Mr Morrison said he could not comment on the trends in the terms of trade or commodity ­prices, saying “it wouldn’t be for me to say” whether the iron ore price would improve. “All of this goes to one point: the global environment is uncertain, it is unstable and it is volatile,” he said.

Although the government has pointed to the success of its major trade agreements with Japan, South Korea and China to talk up the potential to diversify exports beyond resources and energy, Mr Morrison is putting more weight on domestic demand to keep Australia growing.

“Yes, we’ve done tremendously well with our export agreements — and the net export position in the national accounts were very encouraging,” he said.

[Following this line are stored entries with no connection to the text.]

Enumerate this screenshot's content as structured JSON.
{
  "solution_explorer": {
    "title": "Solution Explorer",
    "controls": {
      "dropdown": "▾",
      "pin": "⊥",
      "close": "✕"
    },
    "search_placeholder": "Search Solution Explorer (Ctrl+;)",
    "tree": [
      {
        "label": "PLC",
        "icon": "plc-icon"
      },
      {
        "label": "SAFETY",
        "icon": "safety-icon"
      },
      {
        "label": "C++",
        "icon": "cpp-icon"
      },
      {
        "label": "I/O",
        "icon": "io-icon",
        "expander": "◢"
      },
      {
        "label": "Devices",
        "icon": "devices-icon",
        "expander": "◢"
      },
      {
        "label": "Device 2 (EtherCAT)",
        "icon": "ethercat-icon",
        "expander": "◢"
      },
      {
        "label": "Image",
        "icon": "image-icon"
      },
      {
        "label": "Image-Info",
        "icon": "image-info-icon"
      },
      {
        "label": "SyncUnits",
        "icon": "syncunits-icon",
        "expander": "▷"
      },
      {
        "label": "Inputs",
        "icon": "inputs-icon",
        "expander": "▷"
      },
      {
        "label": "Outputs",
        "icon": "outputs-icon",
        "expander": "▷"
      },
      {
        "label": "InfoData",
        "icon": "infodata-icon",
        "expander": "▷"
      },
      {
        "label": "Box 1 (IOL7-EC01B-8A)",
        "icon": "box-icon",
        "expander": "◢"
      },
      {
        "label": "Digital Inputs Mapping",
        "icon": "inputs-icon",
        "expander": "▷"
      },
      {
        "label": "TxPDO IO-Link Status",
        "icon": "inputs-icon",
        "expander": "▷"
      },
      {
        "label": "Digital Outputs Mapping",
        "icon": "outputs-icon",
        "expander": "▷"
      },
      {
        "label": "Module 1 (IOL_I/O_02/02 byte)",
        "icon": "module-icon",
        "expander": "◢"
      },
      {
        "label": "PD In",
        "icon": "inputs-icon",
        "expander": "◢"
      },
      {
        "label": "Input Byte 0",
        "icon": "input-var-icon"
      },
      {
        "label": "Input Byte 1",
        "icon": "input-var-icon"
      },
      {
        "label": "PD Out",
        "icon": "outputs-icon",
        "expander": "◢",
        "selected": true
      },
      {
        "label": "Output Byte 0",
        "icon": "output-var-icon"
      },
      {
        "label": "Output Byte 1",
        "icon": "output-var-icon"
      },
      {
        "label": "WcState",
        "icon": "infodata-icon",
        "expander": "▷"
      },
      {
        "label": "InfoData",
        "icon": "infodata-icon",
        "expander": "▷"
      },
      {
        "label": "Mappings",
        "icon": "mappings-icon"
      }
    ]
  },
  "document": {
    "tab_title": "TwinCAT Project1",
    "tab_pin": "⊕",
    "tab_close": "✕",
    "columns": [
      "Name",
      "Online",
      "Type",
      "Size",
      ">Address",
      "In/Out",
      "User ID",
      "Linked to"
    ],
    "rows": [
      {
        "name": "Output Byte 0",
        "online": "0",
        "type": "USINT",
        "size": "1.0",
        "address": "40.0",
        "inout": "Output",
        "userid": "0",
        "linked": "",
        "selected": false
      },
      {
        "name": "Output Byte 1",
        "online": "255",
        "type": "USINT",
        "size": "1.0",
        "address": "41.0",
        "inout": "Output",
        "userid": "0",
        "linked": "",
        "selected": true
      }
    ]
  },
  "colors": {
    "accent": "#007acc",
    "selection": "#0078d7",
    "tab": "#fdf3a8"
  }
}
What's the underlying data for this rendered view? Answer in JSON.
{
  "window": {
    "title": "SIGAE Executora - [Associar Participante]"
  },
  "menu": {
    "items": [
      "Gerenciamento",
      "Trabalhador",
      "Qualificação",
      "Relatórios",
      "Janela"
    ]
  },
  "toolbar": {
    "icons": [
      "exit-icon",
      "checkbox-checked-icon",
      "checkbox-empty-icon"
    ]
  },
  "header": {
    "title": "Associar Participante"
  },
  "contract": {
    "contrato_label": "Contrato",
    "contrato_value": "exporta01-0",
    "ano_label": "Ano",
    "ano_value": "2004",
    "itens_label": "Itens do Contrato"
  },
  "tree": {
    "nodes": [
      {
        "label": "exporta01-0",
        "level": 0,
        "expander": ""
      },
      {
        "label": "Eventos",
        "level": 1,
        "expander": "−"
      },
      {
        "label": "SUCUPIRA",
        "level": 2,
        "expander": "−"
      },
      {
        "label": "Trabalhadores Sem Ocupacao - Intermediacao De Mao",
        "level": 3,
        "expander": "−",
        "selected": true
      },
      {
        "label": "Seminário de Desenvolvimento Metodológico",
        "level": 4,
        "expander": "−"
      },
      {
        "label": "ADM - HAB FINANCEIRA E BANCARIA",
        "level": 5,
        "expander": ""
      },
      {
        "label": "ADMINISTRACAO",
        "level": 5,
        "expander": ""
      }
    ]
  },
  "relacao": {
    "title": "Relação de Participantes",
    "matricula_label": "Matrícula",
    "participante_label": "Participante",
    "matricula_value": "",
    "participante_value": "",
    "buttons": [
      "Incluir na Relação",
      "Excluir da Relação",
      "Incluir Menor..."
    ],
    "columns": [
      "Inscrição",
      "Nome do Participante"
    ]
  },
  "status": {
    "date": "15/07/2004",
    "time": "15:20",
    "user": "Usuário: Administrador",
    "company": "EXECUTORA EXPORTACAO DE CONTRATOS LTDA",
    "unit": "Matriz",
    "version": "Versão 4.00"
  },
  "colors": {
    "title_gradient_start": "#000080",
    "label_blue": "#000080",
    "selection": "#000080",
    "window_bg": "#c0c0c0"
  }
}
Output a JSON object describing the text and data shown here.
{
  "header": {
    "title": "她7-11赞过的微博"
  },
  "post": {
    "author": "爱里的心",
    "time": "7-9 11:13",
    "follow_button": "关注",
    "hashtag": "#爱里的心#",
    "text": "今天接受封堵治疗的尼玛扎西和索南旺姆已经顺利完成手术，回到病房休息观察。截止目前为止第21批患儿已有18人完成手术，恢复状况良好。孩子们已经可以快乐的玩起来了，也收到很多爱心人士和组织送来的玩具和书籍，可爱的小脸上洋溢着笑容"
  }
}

“But while you want to have all of that, what is going to underpin the strength of the economy and jobs is the strength of the domestic economy. That’s why we need to be very sensitive to what is happening there, and only do things that reinforce those positive trends, and avoid things that can place a handbrake or undermine confidence.”

Labor has hammered the government on slips in consumer and business confidence in the past year.

National Australia Bank chief economist Alan Oster said his bank’s measures of consumer confidence showed people were more prepared to spend on discretionary items now than they were a year ago and were less concerned by unemployment. He noted that the retail sector had been recruiting staff over the past six months, hiring more than 60,000 people.

He said while retail was improving, other areas of consumer spending such as health and education had been booming.

Mr Oster said the case could be made that Mr Turnbull’s leadership had brought an ­improvement to consumer confidence but the same could not be said of business confidence.

Although actual trading conditions had improved, confidence remained below average, with business pessimistic about the economic outlook, he said.